In a 1994 episode of the Simpsons they make a lot of jokes about the Republicans party being evil. When did it become culturally normal to characterise the party this way?

by venuswasaflytrap

In the 1994 episode “Sideshow Bob Roberts” the republicans are shown to be meeting in a large stormy castle, with unambiguously evil characters like Mr. Burns and Dracula, and they have secret chant.

https://m.youtube.com/watch?v=oSLJKoqwMV4

https://en.m.wikipedia.org/wiki/Sideshow_Bob_Roberts

I know that this was the party that was started as an anti-slavery party. At (roughly) what point did it become the party that pop culture would unapologetically characterise it as the “evil” party?

Killfile

This question runs up against the 20 year rule, not because this started happening 20 years ago but because it's still on-going. The characterization is multi-faceted, but I'd argue that it it stems from the partisan divide over Unions.

Unions have historically seen corporations as antagonists (see the Battle of Blair Mountain and other union-busting activities in which companies used private and/or state-sponsored violence against Union organizers) and they've also historically been deeply connected with Democratic politics especially since the New Deal.

Taken together, this sets up the two major parties in the United States as ideologically divided over the question of "can we trust corporations to do the right thing," first with regard to worker protections and then, eventually, everything else. Democrats, dependent on Unions for political organization, will say no. Republicans, dependent on corporations for the same, will say "yes."

So the question then becomes less "when did it become normal to characterize REPUBLICANS as evil" and more about "when did it become normal to characterize CORPORATIONS as evil."

For that we can turn to some more contemporaneous sources. This is what I mean about the 20 year rule. Since this question is fundamentally historical, any primary source answering it is likely to observe the 20 year rule itself, so to keep within the rule ourselves, we'd be looking for a 20-year-old source discussing pop-culture from 20 years before it was published. I'm sure they're out there but I'd argue it's not necessary in this case.

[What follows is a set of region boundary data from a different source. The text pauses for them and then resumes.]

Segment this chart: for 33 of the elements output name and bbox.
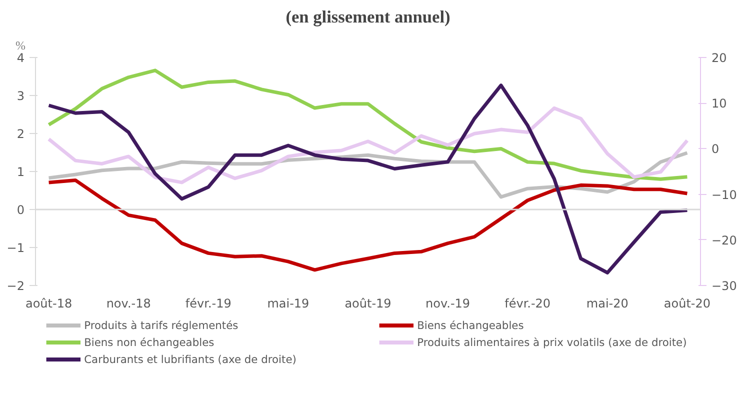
- y2-tick-label: 0: [712, 142, 720, 156]
- y-tick-label: 1: [16, 165, 25, 179]
- legend-label: Produits alimentaires à prix volatils (axe de droite): [417, 336, 687, 349]
- y-tick-label: 4: [16, 51, 25, 65]
- x-tick-label: nov.-19: [426, 296, 470, 310]
- y-tick-label: 3: [16, 89, 25, 103]
- line-series: [47, 178, 689, 272]
- x-tick-label: mai-20: [586, 296, 628, 310]
- legend-label: Produits à tarifs réglementés: [84, 319, 239, 332]
- x-tick-label: mai-19: [267, 296, 310, 310]
- x-tick-label: août-18: [25, 296, 72, 310]
- x-tick-label: févr.-20: [504, 296, 551, 310]
- y2-tick-label: −20: [712, 233, 737, 248]
- y-tick-label: −2: [6, 279, 25, 293]
- y-tick-label: 2: [16, 127, 25, 141]
- legend-label: Carburants et lubrifiants (axe de droite): [84, 353, 296, 366]
- x-tick-label: févr.-19: [185, 296, 232, 310]
- legend-label: Biens échangeables: [417, 319, 524, 332]
- y-axis-title: %: [16, 38, 26, 52]
- y2-tick-label: 10: [712, 96, 727, 111]
- y2-tick-label: −10: [712, 188, 737, 202]
- x-tick-label: août-19: [344, 296, 392, 310]
- legend-label: Biens non échangeables: [84, 336, 215, 349]
- y2-tick-label: −30: [712, 279, 737, 293]
- line-series: [47, 84, 689, 274]
- x-tick-label: août-20: [664, 296, 711, 310]
- y-tick-label: 0: [16, 203, 25, 217]
- chart-title: (en glissement annuel): [286, 8, 451, 26]
- y2-tick-label: 20: [712, 51, 727, 65]
- line-series: [47, 106, 689, 184]
- line-series: [47, 68, 689, 181]
- x-tick-label: nov.-18: [106, 296, 151, 310]
- y-tick-label: −1: [6, 241, 25, 255]
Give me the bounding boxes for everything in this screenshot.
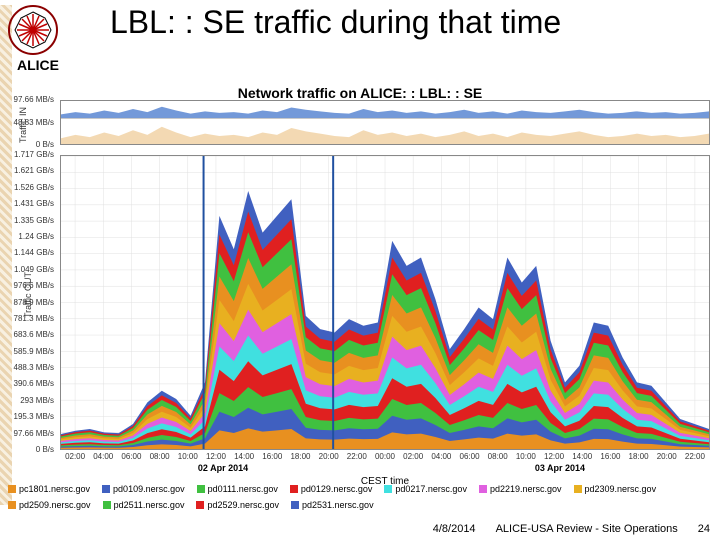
x-tick: 18:00 bbox=[629, 452, 649, 461]
y-tick-in: 97.66 MB/s bbox=[2, 95, 54, 104]
y-tick-out: 683.6 MB/s bbox=[2, 330, 54, 339]
legend-label: pd0129.nersc.gov bbox=[301, 484, 373, 494]
legend-marker bbox=[103, 501, 111, 509]
x-tick: 08:00 bbox=[488, 452, 508, 461]
legend-label: pd2309.nersc.gov bbox=[585, 484, 657, 494]
x-date-label: 02 Apr 2014 bbox=[198, 463, 248, 473]
x-tick: 14:00 bbox=[572, 452, 592, 461]
x-tick: 16:00 bbox=[262, 452, 282, 461]
legend-marker bbox=[291, 501, 299, 509]
y-tick-out: 976.6 MB/s bbox=[2, 281, 54, 290]
legend-label: pd0111.nersc.gov bbox=[208, 484, 278, 494]
x-tick: 16:00 bbox=[600, 452, 620, 461]
legend: pc1801.nersc.gov pd0109.nersc.gov pd0111.n… bbox=[8, 484, 712, 510]
y-tick-out: 1.049 GB/s bbox=[2, 265, 54, 274]
y-tick-in: 48.83 MB/s bbox=[2, 118, 54, 127]
footer-text: ALICE-USA Review - Site Operations bbox=[496, 523, 678, 535]
legend-item: pd0129.nersc.gov bbox=[290, 484, 373, 494]
y-tick-out: 585.9 MB/s bbox=[2, 347, 54, 356]
x-tick: 04:00 bbox=[431, 452, 451, 461]
y-tick-out: 293 MB/s bbox=[2, 396, 54, 405]
x-tick: 18:00 bbox=[290, 452, 310, 461]
y-tick-out: 0 B/s bbox=[2, 445, 54, 454]
footer: 4/8/2014 ALICE-USA Review - Site Operati… bbox=[433, 523, 710, 535]
x-tick: 22:00 bbox=[347, 452, 367, 461]
legend-label: pd2509.nersc.gov bbox=[19, 500, 91, 510]
legend-label: pd0109.nersc.gov bbox=[113, 484, 185, 494]
legend-marker bbox=[290, 485, 298, 493]
y-tick-out: 1.717 GB/s bbox=[2, 150, 54, 159]
legend-item: pd2509.nersc.gov bbox=[8, 500, 91, 510]
y-tick-out: 1.24 GB/s bbox=[2, 232, 54, 241]
y-tick-out: 488.3 MB/s bbox=[2, 363, 54, 372]
legend-marker bbox=[384, 485, 392, 493]
legend-marker bbox=[8, 485, 16, 493]
x-tick: 06:00 bbox=[121, 452, 141, 461]
legend-label: pd2529.nersc.gov bbox=[207, 500, 279, 510]
y-tick-out: 1.526 GB/s bbox=[2, 183, 54, 192]
y-axis-label-out: Traffic OUT bbox=[23, 272, 33, 318]
x-tick: 06:00 bbox=[460, 452, 480, 461]
legend-label: pc1801.nersc.gov bbox=[19, 484, 90, 494]
x-tick: 08:00 bbox=[150, 452, 170, 461]
legend-marker bbox=[196, 501, 204, 509]
footer-date: 4/8/2014 bbox=[433, 523, 476, 535]
legend-item: pc1801.nersc.gov bbox=[8, 484, 90, 494]
x-tick: 20:00 bbox=[657, 452, 677, 461]
y-tick-out: 97.66 MB/s bbox=[2, 429, 54, 438]
legend-item: pd2219.nersc.gov bbox=[479, 484, 562, 494]
y-tick-out: 1.621 GB/s bbox=[2, 166, 54, 175]
y-tick-out: 781.3 MB/s bbox=[2, 314, 54, 323]
chart-title: Network traffic on ALICE: : LBL: : SE bbox=[238, 85, 482, 101]
x-tick: 02:00 bbox=[65, 452, 85, 461]
legend-item: pd0111.nersc.gov bbox=[197, 484, 278, 494]
legend-item: pd0217.nersc.gov bbox=[384, 484, 467, 494]
x-tick: 10:00 bbox=[516, 452, 536, 461]
x-tick: 10:00 bbox=[178, 452, 198, 461]
x-date-label: 03 Apr 2014 bbox=[535, 463, 585, 473]
legend-label: pd2219.nersc.gov bbox=[490, 484, 562, 494]
legend-label: pd2531.nersc.gov bbox=[302, 500, 374, 510]
legend-item: pd2531.nersc.gov bbox=[291, 500, 374, 510]
legend-marker bbox=[102, 485, 110, 493]
y-tick-out: 878.9 MB/s bbox=[2, 298, 54, 307]
x-tick: 12:00 bbox=[206, 452, 226, 461]
footer-page: 24 bbox=[698, 523, 710, 535]
y-tick-out: 1.144 GB/s bbox=[2, 248, 54, 257]
x-tick: 22:00 bbox=[685, 452, 705, 461]
legend-marker bbox=[574, 485, 582, 493]
y-tick-out: 1.431 GB/s bbox=[2, 199, 54, 208]
legend-label: pd2511.nersc.gov bbox=[114, 500, 185, 510]
legend-item: pd2309.nersc.gov bbox=[574, 484, 657, 494]
traffic-out-chart: 02:0004:0006:0008:0010:0012:0014:0016:00… bbox=[60, 155, 710, 450]
legend-label: pd0217.nersc.gov bbox=[395, 484, 467, 494]
y-tick-out: 390.6 MB/s bbox=[2, 379, 54, 388]
y-tick-out: 195.3 MB/s bbox=[2, 412, 54, 421]
chart-area: 02:00 04:00 06:00 08:00 10:00 12:00 14:00 16:00… bbox=[60, 100, 710, 460]
x-tick: 12:00 bbox=[544, 452, 564, 461]
y-tick-out: 1.335 GB/s bbox=[2, 216, 54, 225]
legend-item: pd2529.nersc.gov bbox=[196, 500, 279, 510]
alice-logo: ALICE bbox=[8, 5, 68, 85]
alice-logo-text: ALICE bbox=[8, 57, 68, 73]
legend-item: pd0109.nersc.gov bbox=[102, 484, 185, 494]
legend-marker bbox=[479, 485, 487, 493]
y-tick-in: 0 B/s bbox=[2, 140, 54, 149]
legend-marker bbox=[197, 485, 205, 493]
legend-item: pd2511.nersc.gov bbox=[103, 500, 185, 510]
x-tick: 14:00 bbox=[234, 452, 254, 461]
legend-marker bbox=[8, 501, 16, 509]
x-tick: 02:00 bbox=[403, 452, 423, 461]
x-tick: 00:00 bbox=[375, 452, 395, 461]
alice-logo-icon bbox=[8, 5, 58, 55]
x-tick: 20:00 bbox=[319, 452, 339, 461]
x-tick: 04:00 bbox=[93, 452, 113, 461]
slide-title: LBL: : SE traffic during that time bbox=[110, 5, 561, 40]
traffic-in-chart bbox=[60, 100, 710, 145]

This article from the Atlantic only briefly touches on the "beginning" of the trend of "corporations are evil", but it does document a shift from government-centric-dystopian-fiction towards corporation-centric-dystopian-fiction. Not surprisingly, this begins to take hold as the memory of the government's near total control of daily life fades following the close of World War Two. Post war America is one in which private companies rise in importance relative to government and, with that rise comes a change in the tone of fiction which worries about what life might be like under a corporate boot-heal.

By the 1980s this is so well established that films like Robocop aren't even pretending to avoid comparisons to their contemporaneous political environment. Rapacious, amoral, profit driven corporations are shown pillaging public goods (like law enforcement) regardless of the human suffering caused. These fictional representations of Republican politics land, in large part, because the GOP is, by this point, committed to Reagan's message of "government is the problem" and expressly endorses a political position in which there are very few regulations on what business can do.

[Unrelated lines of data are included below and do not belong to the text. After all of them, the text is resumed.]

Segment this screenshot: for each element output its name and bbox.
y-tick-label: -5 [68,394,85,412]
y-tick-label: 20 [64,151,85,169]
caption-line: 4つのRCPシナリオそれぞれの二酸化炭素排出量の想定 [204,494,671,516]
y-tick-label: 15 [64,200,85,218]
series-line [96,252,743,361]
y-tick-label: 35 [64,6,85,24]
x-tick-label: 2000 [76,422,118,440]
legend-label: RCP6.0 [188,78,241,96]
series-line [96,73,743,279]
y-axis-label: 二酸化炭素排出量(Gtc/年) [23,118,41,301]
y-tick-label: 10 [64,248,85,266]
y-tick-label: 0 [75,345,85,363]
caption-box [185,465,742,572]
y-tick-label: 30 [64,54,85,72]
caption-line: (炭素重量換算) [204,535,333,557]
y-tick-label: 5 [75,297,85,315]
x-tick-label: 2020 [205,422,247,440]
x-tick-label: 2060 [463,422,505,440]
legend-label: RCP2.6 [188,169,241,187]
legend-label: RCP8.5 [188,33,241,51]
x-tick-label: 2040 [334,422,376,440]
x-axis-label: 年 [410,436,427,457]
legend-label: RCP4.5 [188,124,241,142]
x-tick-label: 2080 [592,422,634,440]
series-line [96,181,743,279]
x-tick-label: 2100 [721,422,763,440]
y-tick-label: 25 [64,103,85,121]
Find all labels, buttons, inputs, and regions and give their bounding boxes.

This plays out in ways which cast Republicans as almost cartoon-like villains in several instances, most notably with respect to the tobacco industry. Today the tobacco lobby gives almost exclusively to Republicans but in 1990 (which is as far back as I can pull data from OpenSecrets) both sides took money... though the GOP did take slightly more. It wasn't until the late 1990s that the GOP felt that the political risks of taking money from Tobacco companies outweighed the benefits by which point about 9 in 10 people understood tobacco to be harmful.

By this point we're a little ahead of the 1994 target date but the broad outlines are still important: the GOP's anti-regulation position put it in a position of fighting for causes that many Americans saw as overtly harmful especially from about 1980 onward.